Specification: dlib/string/string_abstract.h
File to include: dlib/string.h

[top]

pad



This is a function to pad whitespace (or user specified characters) onto the ends of a string.

Specification: dlib/string/string_abstract.h
File to include: dlib/string.h

[top]

right_substr



This is a function to return the part of a string to the right of a user supplied delimiter.

Specification: dlib/string/string_abstract.h
File to include: dlib/string.h

[top]

rpad



This is a function to pad whitespace (or user specified characters) onto the right most end of a string.

Specification: dlib/string/string_abstract.h
File to include: dlib/string.h

[top]

rtrim



This is a function to remove the whitespace (or user specified characters) from the right most end of a string.

Specification: dlib/string/string_abstract.h
File to include: dlib/string.h

[top]

strings_equal_ignore_case



This is a pair of functions to do a case insensitive comparison between strings.

Specification: dlib/string/string_abstract.h
File to include: dlib/string.h

[top]

string_assign



string_assign is an object which makes it easy to convert strings to other types. The types supported are any types that can be read by the basic_istream operator>>. It also supports casting between wstring, string, and ustring objects. Since string_assign is a simple stateless object there is a global instance of it called dlib::sa.

Specification: dlib/string/string_abstract.h
File to include: dlib/string.h
Code Examples: 1

[top]

string_cast



string_cast is a templated function which makes it easy to convert strings to other types.
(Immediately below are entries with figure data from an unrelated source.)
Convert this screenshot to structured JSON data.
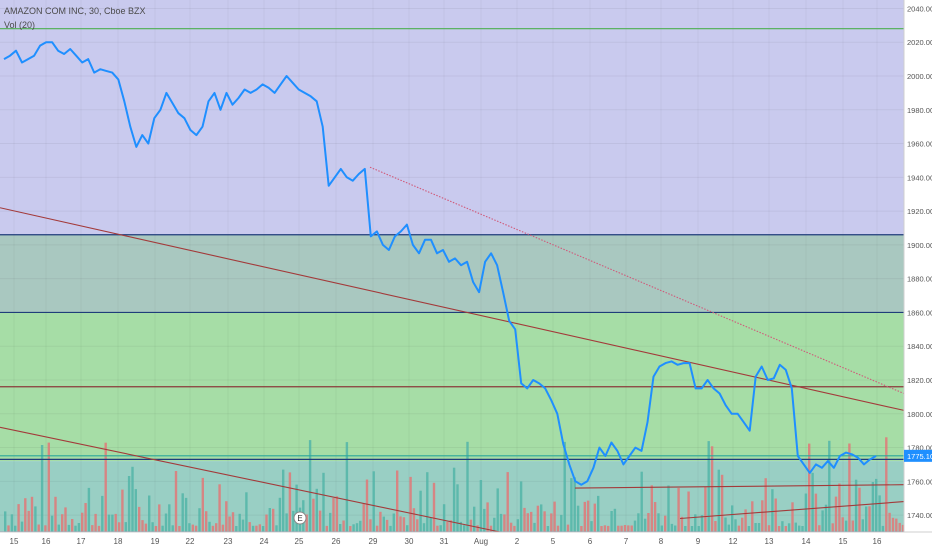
{
  "header": {
    "symbol_line": "AMAZON COM INC, 30, Cboe BZX",
    "volume_line": "Vol (20)"
  },
  "earnings_marker": "E",
  "last_price_label": "1775.10",
  "colors": {
    "price_line": "#1f8fff",
    "zone_purple": "#c9caee",
    "zone_teal": "#a9c8c0",
    "zone_green": "#a6dda6",
    "zone_bottom": "#99cfc4",
    "hline_green": "#4caf50",
    "hline_navy": "#1f3d7a",
    "hline_maroon": "#8a3a3a",
    "hline_teal": "#2aa79a",
    "trend_red": "#a33a3a",
    "trend_dotted": "#d05a7a",
    "vol_up": "#52b5a8",
    "vol_down": "#e07878",
    "axis_text": "#555555"
  },
  "chart_data": {
    "type": "line",
    "title": "AMAZON COM INC, 30, Cboe BZX",
    "x_ticks": [
      "15",
      "16",
      "17",
      "18",
      "19",
      "22",
      "23",
      "24",
      "25",
      "26",
      "29",
      "30",
      "31",
      "Aug",
      "2",
      "5",
      "6",
      "7",
      "8",
      "9",
      "12",
      "13",
      "14",
      "15",
      "16"
    ],
    "ylim": [
      1730,
      2045
    ],
    "y_ticks": [
      1740,
      1760,
      1780,
      1800,
      1820,
      1840,
      1860,
      1880,
      1900,
      1920,
      1940,
      1960,
      1980,
      2000,
      2020,
      2040
    ],
    "y_tick_labels": [
      "1740.00",
      "1760.00",
      "1780.00",
      "1800.00",
      "1820.00",
      "1840.00",
      "1860.00",
      "1880.00",
      "1900.00",
      "1920.00",
      "1940.00",
      "1960.00",
      "1980.00",
      "2000.00",
      "2020.00",
      "2040.00"
    ],
    "last_price": 1775.1,
    "series": [
      {
        "values": [
          2010,
          2012,
          2015,
          2008,
          2010,
          2012,
          2018,
          2020,
          2020,
          2015,
          2013,
          2016,
          2012,
          2008,
          2010,
          2002,
          2004,
          2003,
          2002,
          1998,
          1985,
          1970,
          1958,
          1965,
          1960,
          1975,
          1980,
          1990,
          1984,
          1978,
          1975,
          1968,
          1965,
          1970,
          1985,
          1990,
          1980,
          1990,
          1983,
          1987,
          1992,
          1990,
          1992,
          1995,
          1993,
          1990,
          1995,
          2000,
          1996,
          1992,
          1990,
          1988,
          1985,
          1970,
          1935,
          1940,
          1945,
          1940,
          1938,
          1942,
          1945,
          1905,
          1908,
          1900,
          1897,
          1905,
          1908,
          1912,
          1900,
          1895,
          1903,
          1903,
          1895,
          1897,
          1890,
          1892,
          1888,
          1890,
          1878,
          1872,
          1890,
          1895,
          1888,
          1872,
          1855,
          1850,
          1818,
          1815,
          1820,
          1818,
          1815,
          1808,
          1800,
          1782,
          1770,
          1760,
          1758,
          1760,
          1768,
          1780,
          1775,
          1783,
          1778,
          1770,
          1775,
          1780,
          1778,
          1795,
          1822,
          1828,
          1830,
          1831,
          1829,
          1830,
          1830,
          1815,
          1815,
          1820,
          1815,
          1812,
          1805,
          1800,
          1800,
          1795,
          1790,
          1822,
          1828,
          1820,
          1821,
          1829,
          1826,
          1815,
          1775,
          1770,
          1765,
          1770,
          1768,
          1772,
          1768,
          1775,
          1777,
          1776,
          1774,
          1770,
          1773,
          1775
        ]
      }
    ],
    "volume": {
      "label": "Vol (20)"
    },
    "horizontal_levels": [
      2028,
      1906,
      1860,
      1816,
      1775.1,
      1773,
      1730
    ],
    "zones": [
      {
        "from": 1906,
        "to": 2045,
        "color": "zone_purple"
      },
      {
        "from": 1860,
        "to": 1906,
        "color": "zone_teal"
      },
      {
        "from": 1772,
        "to": 1860,
        "color": "zone_green"
      },
      {
        "from": 1730,
        "to": 1772,
        "color": "zone_bottom"
      }
    ],
    "trend_lines": [
      {
        "from_y": 1922,
        "to_y": 1802,
        "style": "solid"
      },
      {
        "from_y": 1946,
        "to_y": 1812,
        "style": "dotted"
      },
      {
        "from_y": 1792,
        "to_y": 1730,
        "style": "solid"
      },
      {
        "from_y": 1738,
        "to_y": 1748,
        "style": "solid"
      },
      {
        "from_y": 1756,
        "to_y": 1758,
        "style": "solid"
      }
    ],
    "grid": true,
    "legend": "none"
  }
}
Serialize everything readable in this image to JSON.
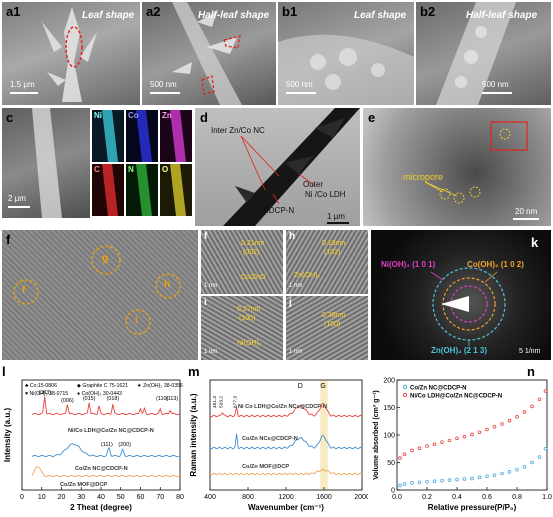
{
  "panels": {
    "a1": {
      "label": "a1",
      "caption": "Leaf shape",
      "scale": "1.5 μm"
    },
    "a2": {
      "label": "a2",
      "caption": "Half-leaf shape",
      "scale": "500 nm"
    },
    "b1": {
      "label": "b1",
      "caption": "Leaf shape",
      "scale": "500 nm"
    },
    "b2": {
      "label": "b2",
      "caption": "Half-leaf shape",
      "scale": "500 nm"
    },
    "c": {
      "label": "c",
      "scale": "2 μm",
      "maps": [
        "Ni",
        "Co",
        "Zn",
        "C",
        "N",
        "O"
      ]
    },
    "d": {
      "label": "d",
      "scale": "1 μm",
      "annotations": [
        "Inter Zn/Co NC",
        "Outer",
        "Ni /Co LDH",
        "CDCP-N"
      ]
    },
    "e": {
      "label": "e",
      "scale": "20 nm",
      "annotations": [
        "micropore"
      ]
    },
    "f": {
      "label": "f",
      "circles": [
        "f",
        "g",
        "h",
        "i"
      ]
    },
    "f_insets": [
      {
        "label": "f",
        "lattice": "0.21nm",
        "plane": "(002)",
        "phase": "Co/ZnO",
        "scale": "1 nm"
      },
      {
        "label": "h",
        "lattice": "0.18nm",
        "plane": "(102)",
        "phase": "Zn(OH)₂",
        "scale": "1 nm"
      },
      {
        "label": "i",
        "lattice": "0.27nm",
        "plane": "(100)",
        "phase": "Ni(OH)₂",
        "scale": "1 nm"
      },
      {
        "label": "j",
        "lattice": "0.36nm",
        "plane": "(100)",
        "phase": "",
        "scale": "1 nm"
      }
    ],
    "k": {
      "label": "k",
      "rings": [
        "Ni(OH)₂ (1 0 1)",
        "Co(OH)₂ (1 0 2)",
        "Zn(OH)₂ (2 1 3)"
      ],
      "scale": "5 1/nm"
    }
  },
  "chart_data": [
    {
      "type": "line",
      "panel": "l",
      "xlabel": "2 Theat (degree)",
      "ylabel": "Intensity (a.u.)",
      "xlim": [
        0,
        80
      ],
      "xticks": [
        0,
        10,
        20,
        30,
        40,
        50,
        60,
        70,
        80
      ],
      "legend": [
        "♣ Co:15-0806",
        "◆ Graphite C  75-1621",
        "★ Zn(OH)₂ 38-0356",
        "♥ Ni(OH)₂ 38-0715",
        "● Co(OH)₂ 30-0443"
      ],
      "series": [
        {
          "name": "Ni/Co LDH@Co/Zn NC@CDCP-N",
          "color": "#e8403c"
        },
        {
          "name": "Co/Zn NC@CDCP-N",
          "color": "#3f8fd0"
        },
        {
          "name": "Co/Zn MOF@DCP",
          "color": "#f0a35c"
        }
      ],
      "peak_labels": [
        "(003)",
        "(006)",
        "(015)",
        "(018)",
        "(110)",
        "(113)",
        "(111)",
        "(200)"
      ]
    },
    {
      "type": "line",
      "panel": "m",
      "xlabel": "Wavenumber (cm⁻¹)",
      "ylabel": "Raman intensity (a.u.)",
      "xlim": [
        400,
        2000
      ],
      "xticks": [
        400,
        800,
        1200,
        1600,
        2000
      ],
      "bands": [
        "D",
        "G"
      ],
      "peak_labels": [
        "461.3",
        "533.2",
        "677.3"
      ],
      "series": [
        {
          "name": "Ni Co LDH@Co/Zn NCs@CDCP-N",
          "color": "#e8403c"
        },
        {
          "name": "Co/Zn NCs@CDCP-N",
          "color": "#3f8fd0"
        },
        {
          "name": "Co/Zn MOF@DCP",
          "color": "#f0a35c"
        }
      ]
    },
    {
      "type": "scatter",
      "panel": "n",
      "xlabel": "Relative pressure(P/P₀)",
      "ylabel": "Volume absorbed (cm³ g⁻¹)",
      "xlim": [
        0.0,
        1.0
      ],
      "ylim": [
        0,
        200
      ],
      "xticks": [
        0.0,
        0.2,
        0.4,
        0.6,
        0.8,
        1.0
      ],
      "yticks": [
        0,
        50,
        100,
        150,
        200
      ],
      "series": [
        {
          "name": "Co/Zn NC@CDCP-N",
          "color": "#4aa8e0",
          "x": [
            0.02,
            0.05,
            0.1,
            0.15,
            0.2,
            0.25,
            0.3,
            0.35,
            0.4,
            0.45,
            0.5,
            0.55,
            0.6,
            0.65,
            0.7,
            0.75,
            0.8,
            0.85,
            0.9,
            0.95,
            0.99
          ],
          "y": [
            8,
            11,
            13,
            14,
            15,
            16,
            17,
            18,
            19,
            20,
            21,
            23,
            25,
            27,
            30,
            33,
            37,
            42,
            50,
            60,
            75
          ]
        },
        {
          "name": "Ni/Co LDH@Co/Zn NC@CDCP-N",
          "color": "#e8403c",
          "x": [
            0.02,
            0.05,
            0.1,
            0.15,
            0.2,
            0.25,
            0.3,
            0.35,
            0.4,
            0.45,
            0.5,
            0.55,
            0.6,
            0.65,
            0.7,
            0.75,
            0.8,
            0.85,
            0.9,
            0.95,
            0.99
          ],
          "y": [
            58,
            65,
            72,
            76,
            80,
            83,
            87,
            90,
            94,
            97,
            101,
            105,
            110,
            115,
            120,
            126,
            133,
            142,
            152,
            165,
            180
          ]
        }
      ]
    }
  ],
  "labels": {
    "l": "l",
    "m": "m",
    "n": "n"
  }
}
The types supported are any types that can be read by the basic_istream operator>>. It also supports casting between wstring, string, and ustring objects.
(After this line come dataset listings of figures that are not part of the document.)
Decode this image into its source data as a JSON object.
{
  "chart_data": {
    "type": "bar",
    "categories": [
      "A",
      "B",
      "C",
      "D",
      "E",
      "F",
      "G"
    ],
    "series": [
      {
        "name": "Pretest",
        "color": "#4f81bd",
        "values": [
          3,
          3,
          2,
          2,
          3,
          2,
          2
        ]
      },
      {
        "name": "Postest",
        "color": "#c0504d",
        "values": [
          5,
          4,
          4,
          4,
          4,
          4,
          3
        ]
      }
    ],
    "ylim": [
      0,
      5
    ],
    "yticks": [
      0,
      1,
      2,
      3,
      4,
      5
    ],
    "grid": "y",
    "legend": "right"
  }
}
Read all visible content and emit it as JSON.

Specification: dlib/string/string_abstract.h
File to include: dlib/string.h

[top]

tokenizer



This object represents a simple tokenizer for textual data.

Specification: dlib/tokenizer/tokenizer_kernel_abstract.h
File to include: dlib/tokenizer.h

Implementations:
tokenizer_kernel_1:
This is implemented in the obvious way.
kernel_1a
is a typedef for tokenizer_kernel_1
kernel_1a_c
is a typedef for kernel_1a that checks its preconditions.
[top]

tolower



This is a function to convert a string to all lowercase.
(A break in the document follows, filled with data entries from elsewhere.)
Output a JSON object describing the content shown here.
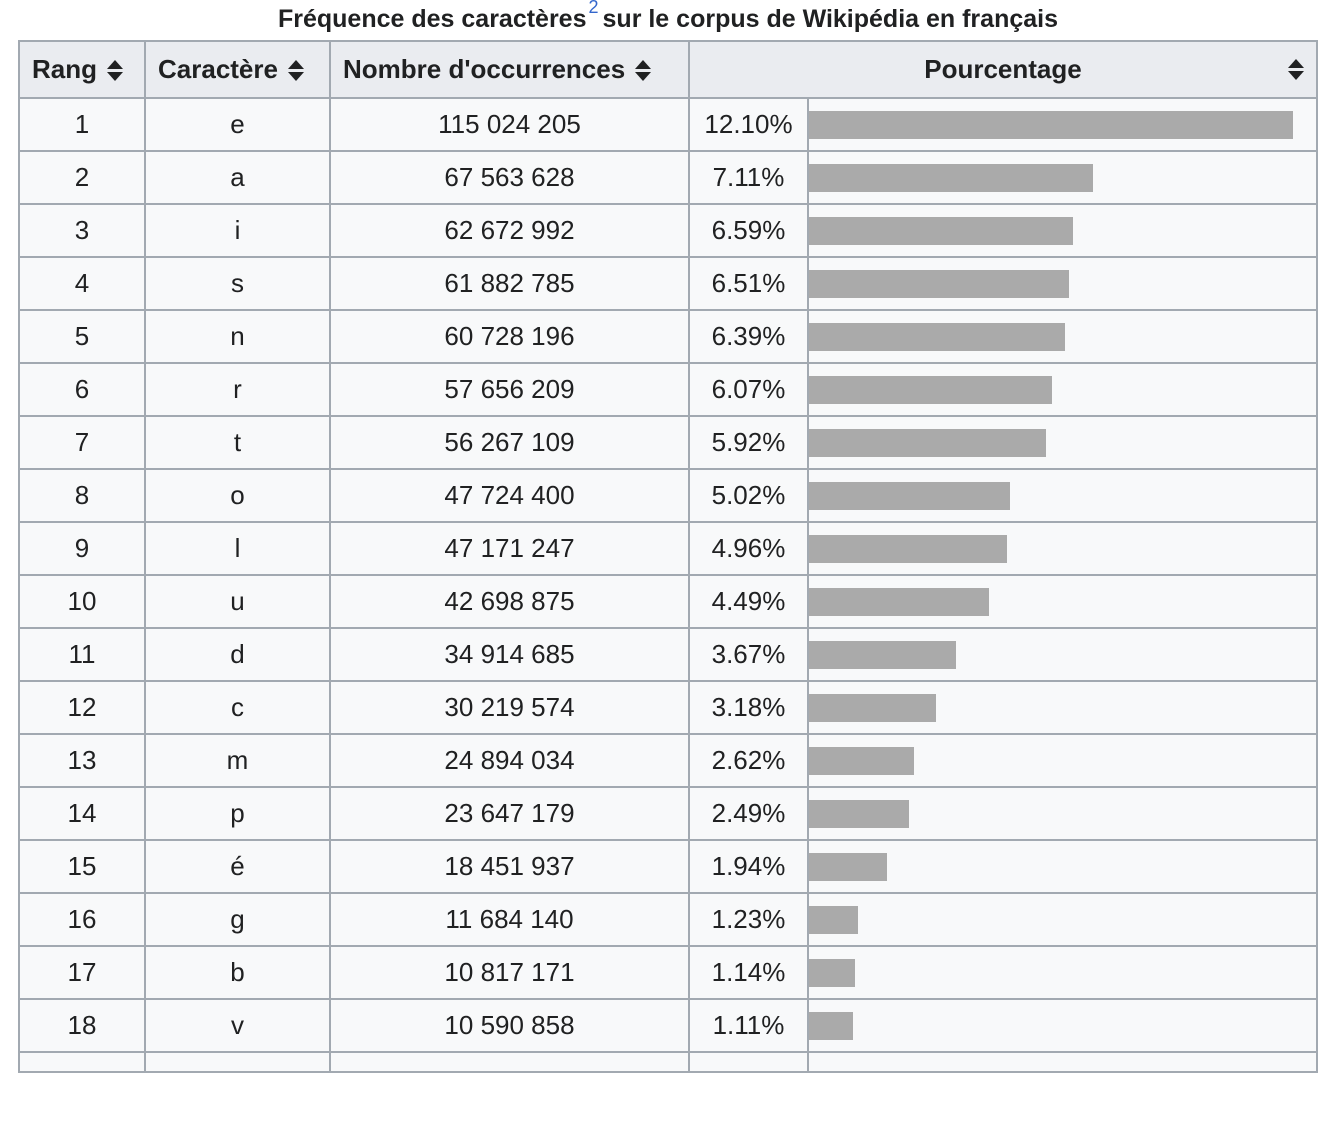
{
  "caption": {
    "before": "Fréquence des caractères",
    "ref": "2",
    "after": "sur le corpus de Wikipédia en français"
  },
  "headers": {
    "rank": "Rang",
    "character": "Caractère",
    "occurrences": "Nombre d'occurrences",
    "percentage": "Pourcentage"
  },
  "bar_color": "#aaaaaa",
  "rows": [
    {
      "rank": "1",
      "char": "e",
      "count": "115 024 205",
      "pct_label": "12.10%",
      "pct": 12.1
    },
    {
      "rank": "2",
      "char": "a",
      "count": "67 563 628",
      "pct_label": "7.11%",
      "pct": 7.11
    },
    {
      "rank": "3",
      "char": "i",
      "count": "62 672 992",
      "pct_label": "6.59%",
      "pct": 6.59
    },
    {
      "rank": "4",
      "char": "s",
      "count": "61 882 785",
      "pct_label": "6.51%",
      "pct": 6.51
    },
    {
      "rank": "5",
      "char": "n",
      "count": "60 728 196",
      "pct_label": "6.39%",
      "pct": 6.39
    },
    {
      "rank": "6",
      "char": "r",
      "count": "57 656 209",
      "pct_label": "6.07%",
      "pct": 6.07
    },
    {
      "rank": "7",
      "char": "t",
      "count": "56 267 109",
      "pct_label": "5.92%",
      "pct": 5.92
    },
    {
      "rank": "8",
      "char": "o",
      "count": "47 724 400",
      "pct_label": "5.02%",
      "pct": 5.02
    },
    {
      "rank": "9",
      "char": "l",
      "count": "47 171 247",
      "pct_label": "4.96%",
      "pct": 4.96
    },
    {
      "rank": "10",
      "char": "u",
      "count": "42 698 875",
      "pct_label": "4.49%",
      "pct": 4.49
    },
    {
      "rank": "11",
      "char": "d",
      "count": "34 914 685",
      "pct_label": "3.67%",
      "pct": 3.67
    },
    {
      "rank": "12",
      "char": "c",
      "count": "30 219 574",
      "pct_label": "3.18%",
      "pct": 3.18
    },
    {
      "rank": "13",
      "char": "m",
      "count": "24 894 034",
      "pct_label": "2.62%",
      "pct": 2.62
    },
    {
      "rank": "14",
      "char": "p",
      "count": "23 647 179",
      "pct_label": "2.49%",
      "pct": 2.49
    },
    {
      "rank": "15",
      "char": "é",
      "count": "18 451 937",
      "pct_label": "1.94%",
      "pct": 1.94
    },
    {
      "rank": "16",
      "char": "g",
      "count": "11 684 140",
      "pct_label": "1.23%",
      "pct": 1.23
    },
    {
      "rank": "17",
      "char": "b",
      "count": "10 817 171",
      "pct_label": "1.14%",
      "pct": 1.14
    },
    {
      "rank": "18",
      "char": "v",
      "count": "10 590 858",
      "pct_label": "1.11%",
      "pct": 1.11
    }
  ]
}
Specification: dlib/string/string_abstract.h
File to include: dlib/string.h

[top]

toupper



This is a function to convert a string to all uppercase.

Specification: dlib/string/string_abstract.h
File to include: dlib/string.h

[top]

trim



This is a function to remove the whitespace (or user specified characters) from the ends of a string.

Specification: dlib/string/string_abstract.h
File to include: dlib/string.h

[top]

unichar



This is a typedef for an unsigned 32bit integer which we use to store Unicode values.

Specification: dlib/unicode/unicode_abstract.h
File to include: dlib/unicode.h

[top]

ustring



This is a typedef for a std::basic_string<unichar>. That is, it is a typedef for a string object that stores unichar Unicode characters.

Specification: dlib/unicode/unicode_abstract.h
File to include: dlib/unicode.h

[top]

wrap_string



wrap_string is a function that takes a string and breaks it into a number of lines of a given length. You can use this to make a string fit nicely into a command prompt window for example.

Specification: dlib/string/string_abstract.h
File to include: dlib/string.h

[top]

xml_parser



This object represents a simple SAX style event driven XML parser. It takes its input from an input stream object and sends events to all registered document_handler and error_handler objects.

The xml_parser object also uses the interface classes document_handler and error_handler. Subclasses of these classes are passed to the xml_parser which generates events while it's parsing and sends them to the appropriate handler.

Specification: dlib/xml_parser/xml_parser_kernel_abstract.h
File to include: dlib/xml_parser.h
Code Examples: 1

Implementations:
xml_parser_kernel_1:
This implementation is done using a stack (as opposed to recursive descent) to parse xml documents. It also uses a map to implement the attribute_list interface and internally uses the sequence object to keep track of all registered document and error handlers.
kernel_1a
is a typedef for xml_parser_kernel_1 that uses map_kernel_1a, stack_kernel_1a, and sequence_kernel_2a
kernel_1a_c
is a typedef for kernel_1a that checks its preconditions.